Emociona pasear por Londres y encontrar tan
viva la huella de Nelson Mandela, uno de los grandes luchadores de la historia
por los derechos civiles y por la democracia. La Casa de Sudáfrica en Trafalgar
Square luce la bandera a media asta, y los mensajes de luto, las banderas de
aquel país y las coronas de flores se amontonan en la calle. Leo que muchas
banderas en Londres están estos días también a media asta, incluida la de la
residencia del primer ministro en Downing Street.
Cuando paso junto al monumento a Mandela, a
quien los británicos quisieron honrar en 2007 reservando a su estatua un lugar
frente al mismísimo Parlamento de Westminster, ya es de noche y a los ramos de
flores que se amontonan a sus pies se unen infinidad de velas que iluminan la efigie
del líder africano. Mandela se alza allí, cerca de Churchill, Lincoln y otros
grandes luchadores, en el mismo lugar en que en los años sesenta le dijera
entre risas a Oliver Tambo, junto a quien visitaba Londres: “Aquí deberían
poner algún día la estatua de un negro”.
De todas las representaciones de Mandela que
hay sembradas por el mundo, la de Londres –pese a la polémica factura de Ian
Walters– me parece la que le hace mayor justicia. No muestra precisamente el ademán
de triunfo ni la prestancia del estadista que le adornan en otros homenajes. Frente
al Parlamento, sede sagrada del debate y del diálogo, el Madiba de metal sigue
haciendo lo que mejor hizo siempre: abrir los brazos y hablar.

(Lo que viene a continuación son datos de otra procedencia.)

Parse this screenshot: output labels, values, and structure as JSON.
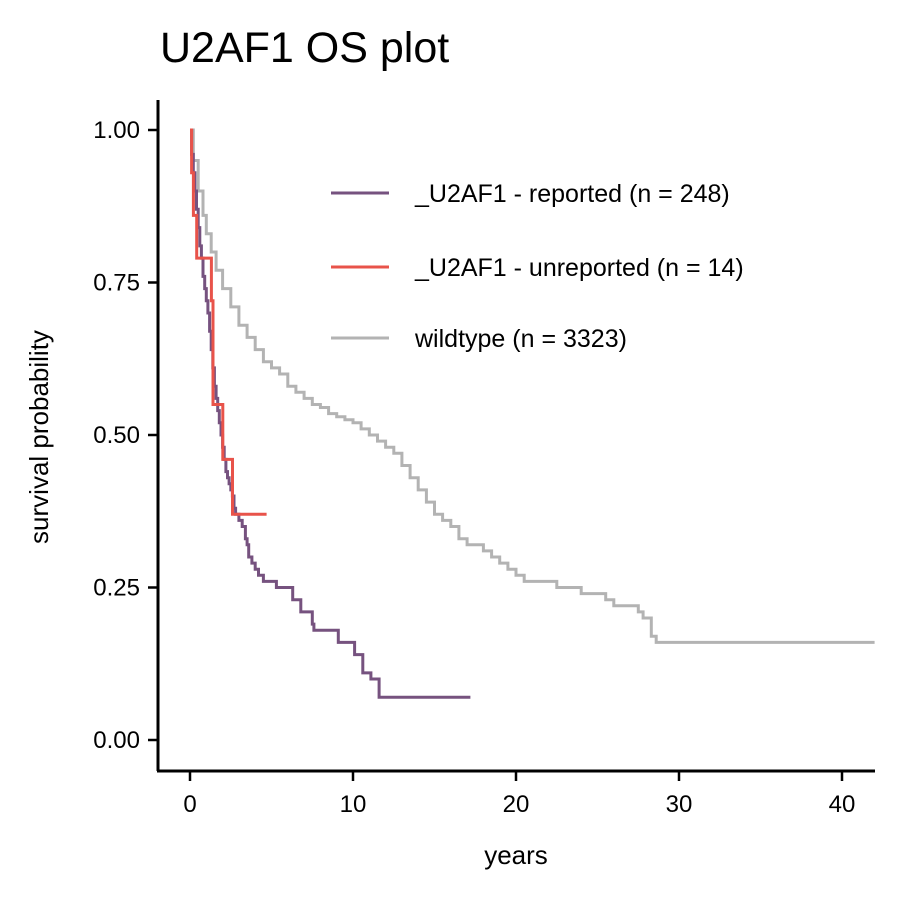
{
  "chart_data": {
    "type": "line",
    "subtype": "kaplan-meier step curve",
    "title": "U2AF1 OS plot",
    "xlabel": "years",
    "ylabel": "survival probability",
    "xlim": [
      -2,
      42
    ],
    "ylim": [
      -0.05,
      1.05
    ],
    "xticks": [
      0,
      10,
      20,
      30,
      40
    ],
    "yticks": [
      0.0,
      0.25,
      0.5,
      0.75,
      1.0
    ],
    "ytick_labels": [
      "0.00",
      "0.25",
      "0.50",
      "0.75",
      "1.00"
    ],
    "legend_position": "top-right (inside plot)",
    "grid": false,
    "series": [
      {
        "name": "_U2AF1 - reported (n = 248)",
        "color": "#76527f",
        "points": [
          [
            0,
            1.0
          ],
          [
            0.1,
            0.96
          ],
          [
            0.2,
            0.93
          ],
          [
            0.3,
            0.9
          ],
          [
            0.4,
            0.87
          ],
          [
            0.5,
            0.84
          ],
          [
            0.6,
            0.81
          ],
          [
            0.7,
            0.79
          ],
          [
            0.8,
            0.76
          ],
          [
            0.9,
            0.74
          ],
          [
            1.0,
            0.72
          ],
          [
            1.1,
            0.7
          ],
          [
            1.2,
            0.67
          ],
          [
            1.3,
            0.64
          ],
          [
            1.4,
            0.61
          ],
          [
            1.5,
            0.58
          ],
          [
            1.6,
            0.56
          ],
          [
            1.7,
            0.54
          ],
          [
            1.8,
            0.52
          ],
          [
            1.9,
            0.5
          ],
          [
            2.0,
            0.48
          ],
          [
            2.1,
            0.46
          ],
          [
            2.2,
            0.44
          ],
          [
            2.3,
            0.43
          ],
          [
            2.4,
            0.42
          ],
          [
            2.5,
            0.41
          ],
          [
            2.6,
            0.4
          ],
          [
            2.7,
            0.38
          ],
          [
            2.8,
            0.37
          ],
          [
            3.0,
            0.36
          ],
          [
            3.2,
            0.35
          ],
          [
            3.4,
            0.33
          ],
          [
            3.5,
            0.32
          ],
          [
            3.6,
            0.3
          ],
          [
            3.8,
            0.29
          ],
          [
            4.0,
            0.28
          ],
          [
            4.2,
            0.27
          ],
          [
            4.5,
            0.26
          ],
          [
            5.0,
            0.26
          ],
          [
            5.3,
            0.25
          ],
          [
            6.2,
            0.25
          ],
          [
            6.3,
            0.23
          ],
          [
            6.7,
            0.23
          ],
          [
            6.8,
            0.21
          ],
          [
            7.4,
            0.21
          ],
          [
            7.5,
            0.19
          ],
          [
            7.6,
            0.18
          ],
          [
            9.0,
            0.18
          ],
          [
            9.1,
            0.16
          ],
          [
            10.0,
            0.16
          ],
          [
            10.1,
            0.14
          ],
          [
            10.5,
            0.14
          ],
          [
            10.6,
            0.11
          ],
          [
            11.0,
            0.11
          ],
          [
            11.1,
            0.1
          ],
          [
            11.5,
            0.1
          ],
          [
            11.6,
            0.07
          ],
          [
            17.2,
            0.07
          ]
        ]
      },
      {
        "name": "_U2AF1 - unreported (n = 14)",
        "color": "#e8534a",
        "points": [
          [
            0,
            1.0
          ],
          [
            0.1,
            0.93
          ],
          [
            0.2,
            0.93
          ],
          [
            0.21,
            0.86
          ],
          [
            0.4,
            0.86
          ],
          [
            0.41,
            0.79
          ],
          [
            1.3,
            0.79
          ],
          [
            1.31,
            0.72
          ],
          [
            1.4,
            0.72
          ],
          [
            1.41,
            0.55
          ],
          [
            2.0,
            0.55
          ],
          [
            2.01,
            0.46
          ],
          [
            2.6,
            0.46
          ],
          [
            2.61,
            0.37
          ],
          [
            4.7,
            0.37
          ]
        ]
      },
      {
        "name": "wildtype (n = 3323)",
        "color": "#b3b3b3",
        "points": [
          [
            0,
            1.0
          ],
          [
            0.2,
            0.95
          ],
          [
            0.5,
            0.9
          ],
          [
            0.8,
            0.86
          ],
          [
            1.0,
            0.83
          ],
          [
            1.3,
            0.8
          ],
          [
            1.6,
            0.77
          ],
          [
            2.0,
            0.74
          ],
          [
            2.5,
            0.71
          ],
          [
            3.0,
            0.68
          ],
          [
            3.5,
            0.66
          ],
          [
            4.0,
            0.64
          ],
          [
            4.5,
            0.62
          ],
          [
            5.0,
            0.61
          ],
          [
            5.5,
            0.6
          ],
          [
            6.0,
            0.58
          ],
          [
            6.5,
            0.57
          ],
          [
            7.0,
            0.56
          ],
          [
            7.5,
            0.55
          ],
          [
            8.0,
            0.545
          ],
          [
            8.5,
            0.535
          ],
          [
            9.0,
            0.53
          ],
          [
            9.5,
            0.525
          ],
          [
            10.0,
            0.52
          ],
          [
            10.5,
            0.51
          ],
          [
            11.0,
            0.5
          ],
          [
            11.5,
            0.49
          ],
          [
            12.0,
            0.48
          ],
          [
            12.5,
            0.47
          ],
          [
            13.0,
            0.45
          ],
          [
            13.5,
            0.43
          ],
          [
            14.0,
            0.41
          ],
          [
            14.5,
            0.39
          ],
          [
            15.0,
            0.37
          ],
          [
            15.5,
            0.36
          ],
          [
            16.0,
            0.35
          ],
          [
            16.5,
            0.33
          ],
          [
            17.0,
            0.32
          ],
          [
            17.5,
            0.32
          ],
          [
            18.0,
            0.31
          ],
          [
            18.5,
            0.3
          ],
          [
            19.0,
            0.29
          ],
          [
            19.5,
            0.28
          ],
          [
            20.0,
            0.27
          ],
          [
            20.5,
            0.26
          ],
          [
            21.0,
            0.26
          ],
          [
            22.0,
            0.26
          ],
          [
            22.5,
            0.25
          ],
          [
            23.5,
            0.25
          ],
          [
            24.0,
            0.24
          ],
          [
            25.0,
            0.24
          ],
          [
            25.5,
            0.23
          ],
          [
            26.0,
            0.22
          ],
          [
            27.0,
            0.22
          ],
          [
            27.5,
            0.21
          ],
          [
            27.8,
            0.2
          ],
          [
            28.3,
            0.17
          ],
          [
            28.6,
            0.16
          ],
          [
            42,
            0.16
          ]
        ]
      }
    ]
  }
}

En Trafalgar Square comento con mi amigo
Eduardo el valor de un hombre que, después de 27 años de reclusión,
incomunicación y tortura, salió de la cárcel sin un atisbo de deseo de
venganza, para tender la mano a quienes le habían torturado y evitar una guerra
civil que particularmente nadie le habría reprochado. En Sudáfrica había habido
grandes dosis de crimen y opresión y tras el fin del apartheid hubo radicales de ambos lados que quisieron dinamitar el
proceso de reconciliación, pero Mandela hizo valer su ejemplo de
responsabilidad y la población sudafricana estuvo a la altura; hoy negros y afrikaaner conviven en una nación que
mira hacia el futuro con unas perspectivas que no se dan en ningún otro lugar
de África.
Resulta patético aplicar el ejemplo de
semejante héroe civil al patio de Monipodio que es hoy la política española. No
obstante, en el pasado tuvimos ocasión de elegir entre la responsabilidad
colectiva y el conflicto civil y también elegimos lo correcto. En 1978 España
dio una lección de reconciliación al mundo que, por cierto, fue saludada
después en Sudáfrica como modelo de transición a la democracia. Los valores del
diálogo y el pacto que presidieron en aquel entonces la salida de una situación
prácticamente prebélica, gracias al liderazgo y la capacidad de transacción de
un puñado de personajes –Fernández Miranda, Suárez, Solé Tura, Fraga, Carrillo,
Roca i Junyent y otros–, deberían servirnos de ejemplo para escapar de la
presente crisis de confianza en unas instituciones que amenazan con llevarse
por delante nuestras libertades. Sin embargo, nos hace falta eso: un puñado de
políticos honrados de todos los partidos dispuestos a abrir los brazos y
dialogar.
Es al menos curioso que a la hora de sortear
una segunda guerra civil los españoles estuviéramos dispuestos a olvidar una
dictadura de casi cuarenta años y todo el sufrimiento y el enfrentamiento que causó;
pero cuando el problema es el enquistamiento de una partitocracia que, sin
violencia física, desvirtúa nuestra democracia hasta límites decimonónicos, seamos
incapaces de superar el sectarismo y el beneficio propio a corto plazo. La
mediocridad de nuestros políticos es de tal magnitud hoy que escuchar elogios póstumos a Nelson Mandela de sus
bocas suena a hipocresía, a
sacrilegio civil; a burla en nuestra cara.
Descanse en paz el gran hombre y sírvanos
de ejemplo por muchos años. mallorcadiario.com.